Description
You are working for Macrohard company in data structures department. After failing your previous task about key insertion you were asked to write a new data structure that would be able to return quickly k-th order statistics in the array segment.
That is, given an array a[1…n] of different integer numbers, your program must answer a series of questions Q(i, j, k) in the form: “What would be the k-th number in a[i…j] segment, if this segment was sorted?”
For example, consider the array a = (1, 5, 2, 6, 3, 7, 4). Let the question be Q(2, 5, 3). The segment a[2…5] is (5, 2, 6, 3). If we sort this segment, we get (2, 3, 5, 6), the third number is 5, and therefore the answer to the question is 5.
Input
The first line of the input file contains n — the size of the array, and m — the number of questions to answer (1 <= n <= 100 000, 1 <= m <= 5 000).

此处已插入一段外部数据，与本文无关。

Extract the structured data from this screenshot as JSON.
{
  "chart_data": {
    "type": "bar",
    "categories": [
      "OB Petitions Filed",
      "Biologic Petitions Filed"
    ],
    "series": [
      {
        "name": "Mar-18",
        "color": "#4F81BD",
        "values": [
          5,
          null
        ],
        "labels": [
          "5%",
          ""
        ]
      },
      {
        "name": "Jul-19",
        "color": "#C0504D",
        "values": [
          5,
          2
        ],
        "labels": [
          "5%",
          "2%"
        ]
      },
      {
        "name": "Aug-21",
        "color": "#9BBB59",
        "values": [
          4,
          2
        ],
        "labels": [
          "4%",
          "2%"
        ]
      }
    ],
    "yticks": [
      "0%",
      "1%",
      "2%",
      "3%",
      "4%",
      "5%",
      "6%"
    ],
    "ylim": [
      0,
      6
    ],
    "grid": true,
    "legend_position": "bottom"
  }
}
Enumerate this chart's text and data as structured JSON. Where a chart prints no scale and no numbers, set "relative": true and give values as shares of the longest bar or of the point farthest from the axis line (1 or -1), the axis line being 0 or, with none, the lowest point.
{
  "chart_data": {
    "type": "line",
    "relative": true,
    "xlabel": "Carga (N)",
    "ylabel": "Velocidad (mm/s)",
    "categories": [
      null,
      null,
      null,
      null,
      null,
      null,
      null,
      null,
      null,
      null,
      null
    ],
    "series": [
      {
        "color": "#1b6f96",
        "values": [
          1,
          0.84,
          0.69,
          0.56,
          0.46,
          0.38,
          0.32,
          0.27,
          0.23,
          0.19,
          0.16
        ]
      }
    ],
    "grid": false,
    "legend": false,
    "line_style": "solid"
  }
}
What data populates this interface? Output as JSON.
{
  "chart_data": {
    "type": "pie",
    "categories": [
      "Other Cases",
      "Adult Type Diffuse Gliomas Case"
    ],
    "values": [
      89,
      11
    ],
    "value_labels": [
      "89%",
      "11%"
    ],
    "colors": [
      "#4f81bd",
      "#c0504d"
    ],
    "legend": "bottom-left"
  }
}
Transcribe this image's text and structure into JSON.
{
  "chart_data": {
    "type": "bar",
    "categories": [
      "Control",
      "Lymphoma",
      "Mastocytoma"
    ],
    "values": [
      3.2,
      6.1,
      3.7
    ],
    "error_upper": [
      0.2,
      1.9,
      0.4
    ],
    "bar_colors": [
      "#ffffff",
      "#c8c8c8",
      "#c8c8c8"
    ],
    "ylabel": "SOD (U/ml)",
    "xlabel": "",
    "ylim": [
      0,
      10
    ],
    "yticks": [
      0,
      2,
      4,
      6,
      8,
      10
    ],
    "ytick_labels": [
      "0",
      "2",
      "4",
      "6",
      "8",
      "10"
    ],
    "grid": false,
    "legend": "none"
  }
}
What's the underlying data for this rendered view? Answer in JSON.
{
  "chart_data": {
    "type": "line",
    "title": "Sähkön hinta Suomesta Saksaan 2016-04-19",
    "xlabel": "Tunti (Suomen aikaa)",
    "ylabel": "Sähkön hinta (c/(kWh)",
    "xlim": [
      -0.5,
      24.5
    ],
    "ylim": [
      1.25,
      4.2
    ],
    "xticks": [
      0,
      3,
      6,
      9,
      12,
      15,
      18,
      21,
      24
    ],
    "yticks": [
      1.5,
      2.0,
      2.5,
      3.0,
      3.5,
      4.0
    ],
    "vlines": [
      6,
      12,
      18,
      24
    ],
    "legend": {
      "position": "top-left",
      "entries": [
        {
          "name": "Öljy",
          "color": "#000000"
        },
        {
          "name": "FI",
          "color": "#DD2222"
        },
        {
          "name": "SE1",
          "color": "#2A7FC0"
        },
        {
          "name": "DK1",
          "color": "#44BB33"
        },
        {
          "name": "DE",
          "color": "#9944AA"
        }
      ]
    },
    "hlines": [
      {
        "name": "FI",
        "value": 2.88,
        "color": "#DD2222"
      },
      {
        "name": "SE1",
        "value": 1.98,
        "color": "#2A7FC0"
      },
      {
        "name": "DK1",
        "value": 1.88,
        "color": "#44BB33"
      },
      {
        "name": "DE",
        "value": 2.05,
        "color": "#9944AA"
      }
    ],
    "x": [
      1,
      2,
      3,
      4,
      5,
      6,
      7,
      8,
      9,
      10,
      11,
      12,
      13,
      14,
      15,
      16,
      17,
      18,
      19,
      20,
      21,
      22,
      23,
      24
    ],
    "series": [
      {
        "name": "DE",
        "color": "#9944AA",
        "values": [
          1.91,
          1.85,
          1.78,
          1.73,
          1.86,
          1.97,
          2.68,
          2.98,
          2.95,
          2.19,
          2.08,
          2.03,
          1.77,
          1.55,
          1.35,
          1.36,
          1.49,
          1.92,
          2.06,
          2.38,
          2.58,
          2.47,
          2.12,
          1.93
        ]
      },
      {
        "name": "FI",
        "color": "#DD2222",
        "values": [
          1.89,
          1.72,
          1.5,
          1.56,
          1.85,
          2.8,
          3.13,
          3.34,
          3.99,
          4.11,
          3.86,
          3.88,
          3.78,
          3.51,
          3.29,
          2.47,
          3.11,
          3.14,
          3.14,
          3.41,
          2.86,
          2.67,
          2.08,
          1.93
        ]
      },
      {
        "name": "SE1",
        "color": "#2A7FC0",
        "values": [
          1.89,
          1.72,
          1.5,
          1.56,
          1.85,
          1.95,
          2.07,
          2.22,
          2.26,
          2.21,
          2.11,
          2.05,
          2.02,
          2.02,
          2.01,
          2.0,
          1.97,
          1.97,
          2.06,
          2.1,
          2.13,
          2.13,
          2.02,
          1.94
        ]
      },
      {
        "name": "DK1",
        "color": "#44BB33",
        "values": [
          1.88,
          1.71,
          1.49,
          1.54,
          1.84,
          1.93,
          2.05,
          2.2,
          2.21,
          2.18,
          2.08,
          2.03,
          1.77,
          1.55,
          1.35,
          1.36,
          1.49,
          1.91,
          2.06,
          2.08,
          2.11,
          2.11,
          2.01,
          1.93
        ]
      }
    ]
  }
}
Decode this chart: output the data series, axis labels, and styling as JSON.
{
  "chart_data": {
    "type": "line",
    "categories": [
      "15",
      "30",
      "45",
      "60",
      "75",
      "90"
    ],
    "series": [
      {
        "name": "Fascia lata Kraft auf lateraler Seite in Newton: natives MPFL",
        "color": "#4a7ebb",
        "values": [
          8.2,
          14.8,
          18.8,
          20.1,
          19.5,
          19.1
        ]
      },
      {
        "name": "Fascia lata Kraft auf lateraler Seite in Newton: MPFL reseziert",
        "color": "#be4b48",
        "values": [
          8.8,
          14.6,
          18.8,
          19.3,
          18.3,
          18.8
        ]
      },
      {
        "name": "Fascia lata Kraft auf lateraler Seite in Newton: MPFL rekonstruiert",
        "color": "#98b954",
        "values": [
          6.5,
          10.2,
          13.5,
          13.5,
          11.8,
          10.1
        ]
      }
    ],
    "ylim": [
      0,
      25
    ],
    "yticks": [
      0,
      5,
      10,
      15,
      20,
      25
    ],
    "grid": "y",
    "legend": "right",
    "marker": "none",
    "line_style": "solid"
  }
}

The second line contains n different integer numbers not exceeding 10^9 by their absolute values — the array for which the answers should be given.
The following m lines contain question descriptions, each description consists of three numbers: i, j, and k (1 <= i <= j <= n, 1 <= k <= j – i + 1) and represents the question Q(i, j, k).
Output
For each question output the answer to it — the k-th number in sorted a[i…j] segment.
Sample Input
7 3
1 5 2 6 3 7 4
2 5 3
4 4 1
1 7 3
Sample Output
5
6
3
题意
静态查询区间第 k 小的数。
思路
【划分树/主席树】 的基本应用,以下附模板。
AC 代码
划分树
#include <iostream>
#include<algorithm>
#include<cstring>
using namespace std;
typedef __int64 LL;
const int maxn=1e5+10;
int tree[20][maxn]; // 每层每个位置的值
int sorted[maxn]; // 已经排序好的数
int toleft[20][maxn]; // 第 i 层从 1-j 有多少个数被划分到了左边
void build(int l,int r,int dep)
{
if(l==r)return;
int mid = (l+r)>>1;
int same = mid-l+1; // 等于中间值且被划分到左边数的个数
for(int i=l; i<=r; i++)
{
if(tree[dep][i]<sorted[mid])
same--;
}
int lpos = l;
int rpos = mid+1;
for(int i=l; i<=r; i++)
{
if(tree[dep][i]<sorted[mid])
tree[dep+1][lpos++]=tree[dep][i];
else if(tree[dep][i]==sorted[mid]&&same>0)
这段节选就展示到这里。